Abraham Verghese and Perri Klass Are Right!

Blurbs from the above physician-writers (who are two of my favorite writers, period) grace this book's dustjacket-and with good reason. Dr. Grim's ER tales are fast-paced, clearsighted, and seem to me to be brutally honest and self-reflective. Grim keeps the larger world and its realities in focus as she explores the peculiar microcosm of the ER, which she suggests is similar to what one would find under a large rock amid a beautiful meadow: mud, worms, slugs, and skittering things which race away from the daylight. The previous customer reviewer, another ER doctor, is harshly critical of Grim: s/he seems to be writing from the height of an unwritten memoir! For me, Grim is a compelling realist who perceives and writes vividly and concretely. One will not easily forget the afghan knitting nurse, the Cole-Porter singing cop (who later dies in the ER room), the farmer's wife with the elephant on her chest, Murray the neurotic resident, or the fly-eyed foetus.

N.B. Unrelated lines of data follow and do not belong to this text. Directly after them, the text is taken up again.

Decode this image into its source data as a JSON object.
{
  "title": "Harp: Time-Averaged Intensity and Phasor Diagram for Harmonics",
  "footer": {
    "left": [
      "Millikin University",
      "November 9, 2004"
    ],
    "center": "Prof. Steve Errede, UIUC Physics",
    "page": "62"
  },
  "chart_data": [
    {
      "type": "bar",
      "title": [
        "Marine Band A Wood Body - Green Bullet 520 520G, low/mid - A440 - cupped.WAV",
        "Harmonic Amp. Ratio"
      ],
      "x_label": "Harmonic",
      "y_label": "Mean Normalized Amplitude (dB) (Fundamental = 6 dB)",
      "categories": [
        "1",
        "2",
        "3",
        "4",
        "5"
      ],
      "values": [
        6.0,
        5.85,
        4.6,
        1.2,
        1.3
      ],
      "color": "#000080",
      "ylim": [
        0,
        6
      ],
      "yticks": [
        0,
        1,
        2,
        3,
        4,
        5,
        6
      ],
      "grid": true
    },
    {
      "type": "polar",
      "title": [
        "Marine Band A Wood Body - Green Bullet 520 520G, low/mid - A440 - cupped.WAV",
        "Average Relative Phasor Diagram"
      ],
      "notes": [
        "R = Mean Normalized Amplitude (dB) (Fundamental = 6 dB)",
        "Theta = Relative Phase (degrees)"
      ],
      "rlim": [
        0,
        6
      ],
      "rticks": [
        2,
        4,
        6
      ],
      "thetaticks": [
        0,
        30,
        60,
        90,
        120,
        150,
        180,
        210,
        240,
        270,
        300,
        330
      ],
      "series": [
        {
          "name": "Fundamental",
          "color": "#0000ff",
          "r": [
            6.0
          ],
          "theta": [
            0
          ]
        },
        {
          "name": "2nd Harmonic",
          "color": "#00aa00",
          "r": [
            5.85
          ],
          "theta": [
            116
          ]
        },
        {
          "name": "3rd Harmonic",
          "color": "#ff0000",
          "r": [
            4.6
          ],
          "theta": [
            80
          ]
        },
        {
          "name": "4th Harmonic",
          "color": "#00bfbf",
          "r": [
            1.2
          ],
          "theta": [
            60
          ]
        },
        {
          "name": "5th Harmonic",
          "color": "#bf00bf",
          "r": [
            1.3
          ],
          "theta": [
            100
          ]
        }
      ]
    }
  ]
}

A must read for all you armchair MD's!

After enjoying Dr. Grim's articles in Discover magazine, I couldn't wait to read her debut novel. I was not disappointed. Although graphic and gut wrenching, it's a true page turner. A must read for anyone interested in emergency medicine. This book sheds new light on the real ER and dims my view of the television ER. I look forward to more from Dr. Grim.